Z-score normalization

See also: Machine learning terms

Introduction

Z-score normalization is a type of data scaling that transforms data values to have a mean of zero and standard deviation of one. This transformation occurs by subtracting the mean from each value and dividing by its standard deviation. The results are known as Z-scores, which indicate how far away from the mean each data point is.

Data normalization in machine learning is a critical preprocessing step that helps boost the performance of many algorithms. Normalization involves scaling data to a specified range or distribution to reduce the impact of differences in scale or units of features.

Simple Example

A feature with the mean of 500 and a standard deviation of 100.

raw value Z-score
500 0
600 1
355 -1.45

Model will train on the Z-score instead of raw values

Why is Z-score normalization used?

Z-score normalization is a technique commonly used in machine learning to address the issue of feature scaling. When features in a dataset have different scales or units, it can cause issues for certain machine learning algorithms that rely on distance-based calculations such as k-nearest neighbors (KNN) or support vector machines (SVM), which require equal weighting across all features in the analysis. With Z-score normalization, however, we can standardize these dimensions so that each contributes equally to our analysis.

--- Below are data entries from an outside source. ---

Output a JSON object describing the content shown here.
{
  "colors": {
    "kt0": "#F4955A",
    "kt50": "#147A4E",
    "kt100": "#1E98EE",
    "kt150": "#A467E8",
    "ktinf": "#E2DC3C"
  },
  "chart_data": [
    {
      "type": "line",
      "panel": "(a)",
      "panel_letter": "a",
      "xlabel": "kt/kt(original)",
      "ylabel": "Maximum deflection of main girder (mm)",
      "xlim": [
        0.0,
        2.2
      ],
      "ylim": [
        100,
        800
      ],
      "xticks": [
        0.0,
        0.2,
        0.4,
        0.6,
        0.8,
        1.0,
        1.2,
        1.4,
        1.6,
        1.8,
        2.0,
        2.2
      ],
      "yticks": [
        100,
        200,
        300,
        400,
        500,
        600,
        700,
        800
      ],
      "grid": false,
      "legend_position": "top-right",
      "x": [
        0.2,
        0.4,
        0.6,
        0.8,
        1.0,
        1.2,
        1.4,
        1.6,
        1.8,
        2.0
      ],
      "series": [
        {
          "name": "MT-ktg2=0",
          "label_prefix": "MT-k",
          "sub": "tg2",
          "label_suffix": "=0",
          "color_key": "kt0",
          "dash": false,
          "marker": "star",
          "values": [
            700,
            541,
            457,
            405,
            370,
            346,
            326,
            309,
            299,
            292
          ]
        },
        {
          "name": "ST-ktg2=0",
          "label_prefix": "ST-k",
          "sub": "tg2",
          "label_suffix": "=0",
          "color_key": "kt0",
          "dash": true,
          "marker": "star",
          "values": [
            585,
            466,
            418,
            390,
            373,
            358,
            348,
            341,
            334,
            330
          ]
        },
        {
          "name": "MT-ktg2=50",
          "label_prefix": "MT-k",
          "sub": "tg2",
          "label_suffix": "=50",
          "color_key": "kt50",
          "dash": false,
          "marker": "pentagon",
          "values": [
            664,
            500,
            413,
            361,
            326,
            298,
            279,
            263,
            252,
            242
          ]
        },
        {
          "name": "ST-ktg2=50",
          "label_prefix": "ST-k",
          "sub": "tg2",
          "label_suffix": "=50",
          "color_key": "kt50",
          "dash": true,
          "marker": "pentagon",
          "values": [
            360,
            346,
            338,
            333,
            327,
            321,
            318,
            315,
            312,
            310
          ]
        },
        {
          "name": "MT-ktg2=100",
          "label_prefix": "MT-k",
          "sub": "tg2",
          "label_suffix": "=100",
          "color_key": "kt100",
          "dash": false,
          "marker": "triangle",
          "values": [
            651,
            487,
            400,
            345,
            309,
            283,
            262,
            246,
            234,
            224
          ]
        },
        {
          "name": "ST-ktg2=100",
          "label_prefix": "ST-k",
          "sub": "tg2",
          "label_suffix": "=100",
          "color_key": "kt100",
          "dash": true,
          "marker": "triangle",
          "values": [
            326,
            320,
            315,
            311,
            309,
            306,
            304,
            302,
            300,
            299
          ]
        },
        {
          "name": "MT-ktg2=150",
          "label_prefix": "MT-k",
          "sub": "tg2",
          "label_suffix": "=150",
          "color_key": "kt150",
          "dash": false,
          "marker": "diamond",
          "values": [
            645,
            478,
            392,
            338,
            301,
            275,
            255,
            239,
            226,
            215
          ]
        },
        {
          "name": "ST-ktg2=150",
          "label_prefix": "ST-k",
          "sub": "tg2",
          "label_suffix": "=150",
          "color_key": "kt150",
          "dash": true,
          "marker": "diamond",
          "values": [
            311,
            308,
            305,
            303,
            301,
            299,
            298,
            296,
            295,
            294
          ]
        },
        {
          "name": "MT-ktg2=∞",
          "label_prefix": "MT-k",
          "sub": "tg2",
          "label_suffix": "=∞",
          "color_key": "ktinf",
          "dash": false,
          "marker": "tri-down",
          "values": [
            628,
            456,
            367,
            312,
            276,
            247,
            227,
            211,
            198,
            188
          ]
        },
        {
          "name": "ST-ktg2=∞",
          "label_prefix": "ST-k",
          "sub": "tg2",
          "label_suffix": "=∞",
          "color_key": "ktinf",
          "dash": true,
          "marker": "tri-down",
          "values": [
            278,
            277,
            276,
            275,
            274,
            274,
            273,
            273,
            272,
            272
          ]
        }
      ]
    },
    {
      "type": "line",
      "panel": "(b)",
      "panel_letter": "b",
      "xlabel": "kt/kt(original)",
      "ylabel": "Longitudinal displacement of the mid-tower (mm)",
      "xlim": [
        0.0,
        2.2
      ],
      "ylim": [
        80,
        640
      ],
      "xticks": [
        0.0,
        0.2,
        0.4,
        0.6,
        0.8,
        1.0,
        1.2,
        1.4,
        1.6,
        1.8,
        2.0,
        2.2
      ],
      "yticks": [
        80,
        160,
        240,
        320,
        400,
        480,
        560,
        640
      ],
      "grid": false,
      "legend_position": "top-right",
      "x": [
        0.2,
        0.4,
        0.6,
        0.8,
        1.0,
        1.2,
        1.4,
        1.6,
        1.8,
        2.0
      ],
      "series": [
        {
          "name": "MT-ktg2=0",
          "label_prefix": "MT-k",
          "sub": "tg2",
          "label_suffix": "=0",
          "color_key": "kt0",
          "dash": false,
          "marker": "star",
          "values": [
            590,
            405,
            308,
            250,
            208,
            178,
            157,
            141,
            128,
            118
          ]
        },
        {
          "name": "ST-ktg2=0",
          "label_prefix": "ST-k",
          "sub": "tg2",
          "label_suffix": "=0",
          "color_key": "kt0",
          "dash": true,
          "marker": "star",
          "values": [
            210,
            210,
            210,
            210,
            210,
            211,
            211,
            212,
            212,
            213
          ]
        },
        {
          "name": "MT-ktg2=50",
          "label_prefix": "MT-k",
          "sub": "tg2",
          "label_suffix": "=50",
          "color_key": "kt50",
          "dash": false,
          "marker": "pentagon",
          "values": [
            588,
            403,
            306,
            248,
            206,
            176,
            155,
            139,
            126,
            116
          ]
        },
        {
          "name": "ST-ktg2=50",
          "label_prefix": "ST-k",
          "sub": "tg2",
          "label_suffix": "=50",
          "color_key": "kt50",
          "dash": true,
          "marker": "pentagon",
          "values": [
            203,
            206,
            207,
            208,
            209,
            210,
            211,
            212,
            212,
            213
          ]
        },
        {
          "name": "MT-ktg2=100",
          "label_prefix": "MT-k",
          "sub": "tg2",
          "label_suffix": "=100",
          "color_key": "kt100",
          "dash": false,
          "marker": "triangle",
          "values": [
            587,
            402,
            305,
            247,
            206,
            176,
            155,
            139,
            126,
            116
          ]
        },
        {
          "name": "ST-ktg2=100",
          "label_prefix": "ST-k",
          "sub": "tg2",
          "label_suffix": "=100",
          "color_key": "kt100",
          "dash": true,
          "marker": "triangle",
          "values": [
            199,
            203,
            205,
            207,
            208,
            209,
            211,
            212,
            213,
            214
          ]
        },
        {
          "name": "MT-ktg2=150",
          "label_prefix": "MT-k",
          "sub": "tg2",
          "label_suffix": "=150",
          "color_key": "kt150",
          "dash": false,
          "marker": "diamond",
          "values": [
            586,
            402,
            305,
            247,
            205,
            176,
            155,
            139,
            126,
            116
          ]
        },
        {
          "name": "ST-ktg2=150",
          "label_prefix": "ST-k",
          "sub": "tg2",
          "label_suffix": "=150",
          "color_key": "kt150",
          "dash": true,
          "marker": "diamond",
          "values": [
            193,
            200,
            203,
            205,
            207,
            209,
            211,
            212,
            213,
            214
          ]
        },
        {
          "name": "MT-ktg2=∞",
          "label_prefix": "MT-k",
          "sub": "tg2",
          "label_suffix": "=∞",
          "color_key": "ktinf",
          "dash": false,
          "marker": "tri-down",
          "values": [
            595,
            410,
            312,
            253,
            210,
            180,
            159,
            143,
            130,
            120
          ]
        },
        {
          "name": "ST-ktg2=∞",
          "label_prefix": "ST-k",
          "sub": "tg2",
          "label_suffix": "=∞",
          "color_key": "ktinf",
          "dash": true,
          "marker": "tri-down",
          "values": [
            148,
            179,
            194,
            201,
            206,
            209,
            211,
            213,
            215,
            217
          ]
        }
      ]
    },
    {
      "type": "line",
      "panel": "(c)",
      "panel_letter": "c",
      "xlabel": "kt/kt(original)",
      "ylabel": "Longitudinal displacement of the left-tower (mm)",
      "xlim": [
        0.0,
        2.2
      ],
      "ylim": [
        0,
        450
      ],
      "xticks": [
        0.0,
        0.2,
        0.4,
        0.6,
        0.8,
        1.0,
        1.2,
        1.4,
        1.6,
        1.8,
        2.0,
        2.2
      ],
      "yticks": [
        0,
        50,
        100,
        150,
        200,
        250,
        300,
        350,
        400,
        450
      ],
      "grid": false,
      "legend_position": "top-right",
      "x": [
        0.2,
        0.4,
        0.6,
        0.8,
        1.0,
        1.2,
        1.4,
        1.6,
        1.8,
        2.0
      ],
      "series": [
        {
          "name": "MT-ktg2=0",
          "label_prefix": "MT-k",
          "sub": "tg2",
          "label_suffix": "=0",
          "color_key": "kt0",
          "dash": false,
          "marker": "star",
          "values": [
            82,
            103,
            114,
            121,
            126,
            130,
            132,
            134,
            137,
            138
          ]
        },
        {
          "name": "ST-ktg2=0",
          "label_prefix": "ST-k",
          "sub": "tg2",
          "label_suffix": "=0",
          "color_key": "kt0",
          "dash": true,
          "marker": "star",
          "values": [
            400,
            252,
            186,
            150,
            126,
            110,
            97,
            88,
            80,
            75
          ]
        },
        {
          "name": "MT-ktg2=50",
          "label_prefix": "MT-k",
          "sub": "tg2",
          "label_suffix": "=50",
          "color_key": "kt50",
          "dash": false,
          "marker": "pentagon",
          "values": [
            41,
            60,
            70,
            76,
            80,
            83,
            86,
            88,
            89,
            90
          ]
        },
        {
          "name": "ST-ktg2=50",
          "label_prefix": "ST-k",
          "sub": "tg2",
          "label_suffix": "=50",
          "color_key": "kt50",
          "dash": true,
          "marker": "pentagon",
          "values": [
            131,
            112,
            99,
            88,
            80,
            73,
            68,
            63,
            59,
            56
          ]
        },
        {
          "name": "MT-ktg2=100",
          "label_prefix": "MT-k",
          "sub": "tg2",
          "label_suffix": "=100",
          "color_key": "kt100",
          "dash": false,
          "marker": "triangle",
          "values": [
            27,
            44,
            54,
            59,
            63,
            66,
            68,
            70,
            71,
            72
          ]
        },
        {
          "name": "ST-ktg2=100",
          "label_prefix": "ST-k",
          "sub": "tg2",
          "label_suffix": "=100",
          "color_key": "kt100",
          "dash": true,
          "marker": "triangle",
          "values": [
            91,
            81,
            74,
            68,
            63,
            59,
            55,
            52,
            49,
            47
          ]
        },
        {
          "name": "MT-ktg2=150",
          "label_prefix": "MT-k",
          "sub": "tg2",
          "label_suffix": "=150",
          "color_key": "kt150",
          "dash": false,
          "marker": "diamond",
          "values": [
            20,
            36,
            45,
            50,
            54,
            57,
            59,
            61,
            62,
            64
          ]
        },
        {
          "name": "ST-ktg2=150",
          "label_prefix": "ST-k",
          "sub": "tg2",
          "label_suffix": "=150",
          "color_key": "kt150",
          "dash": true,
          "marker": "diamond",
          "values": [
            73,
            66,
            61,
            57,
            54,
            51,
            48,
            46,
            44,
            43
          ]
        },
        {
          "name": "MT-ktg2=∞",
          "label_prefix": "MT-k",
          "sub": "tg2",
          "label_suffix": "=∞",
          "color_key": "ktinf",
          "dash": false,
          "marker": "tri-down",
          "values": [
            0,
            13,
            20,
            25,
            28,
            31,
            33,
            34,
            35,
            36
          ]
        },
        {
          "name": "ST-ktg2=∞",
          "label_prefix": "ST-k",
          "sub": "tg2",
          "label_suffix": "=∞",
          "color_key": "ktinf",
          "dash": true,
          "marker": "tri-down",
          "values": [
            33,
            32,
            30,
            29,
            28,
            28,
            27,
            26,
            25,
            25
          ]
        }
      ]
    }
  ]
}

How is Z-score normalization performed?

Z-score normalization is a straightforward formula that can be applied to each feature within an array. It consists of:

Z = (x - µ) / σ

  • Z is the Z-score for a particular data value
  • x is its original data value
  • µ stands for mean of all data values in that feature
  • σ stands for standard deviation of those data values for the feature

To apply Z-score normalization to a dataset, we must perform the following steps:

  1. Calculate the mean and standard deviation for each feature in the dataset.
  2. For each data value within a feature, subtract its mean value and divide by its standard deviation.
  3. These values correspond to Z-scores for each data point.

Real-life Example

Let us assume we have a dataset with two features, height (in cm) and weight (in kg), that we would like to apply Z-score normalization to. The data values for these features can be seen in the following table:

Height (cm) Weight (kg)
180 85
150 55

Before applying Z-score normalization to the dataset, we must first calculate the mean and standard deviation for each feature. These values can be found in the following table:

Features Mean Standard Deviation
Height (cm) 166 10.954
Weight (kg) 65.6 14.834

By applying the formula for Z-score normalization to each data value in our dataset, we can calculate Z-scores individually. The results are displayed in the following table:

Height Z-score Weight Z-score
1.27807 1.30781
-1.46065 -0.71457

Explain Like I'm 5 (ELI5)

Hey there! Have you ever noticed how when having different-sized toys, it can be challenging to compare them? Well, in machine learning it works similarly - sometimes numbers may appear huge while other times they may appear tiny. Comparing and using these numbers in calculations can be tricky since the larger ones often have greater effects than their smaller counterparts.

Z-score normalization can help! It's a way of making all numbers the same size so we can compare them more easily. Imagine having an automated machine that could shrink or grow each toy so they were all the same size, no matter their original dimensions!

To do this, we utilize some math to calculate the average size and spread of all numbers. Then we adjust each one so it fits within this average and spread, creating similar-sized numbers so we can compare and use them more conveniently.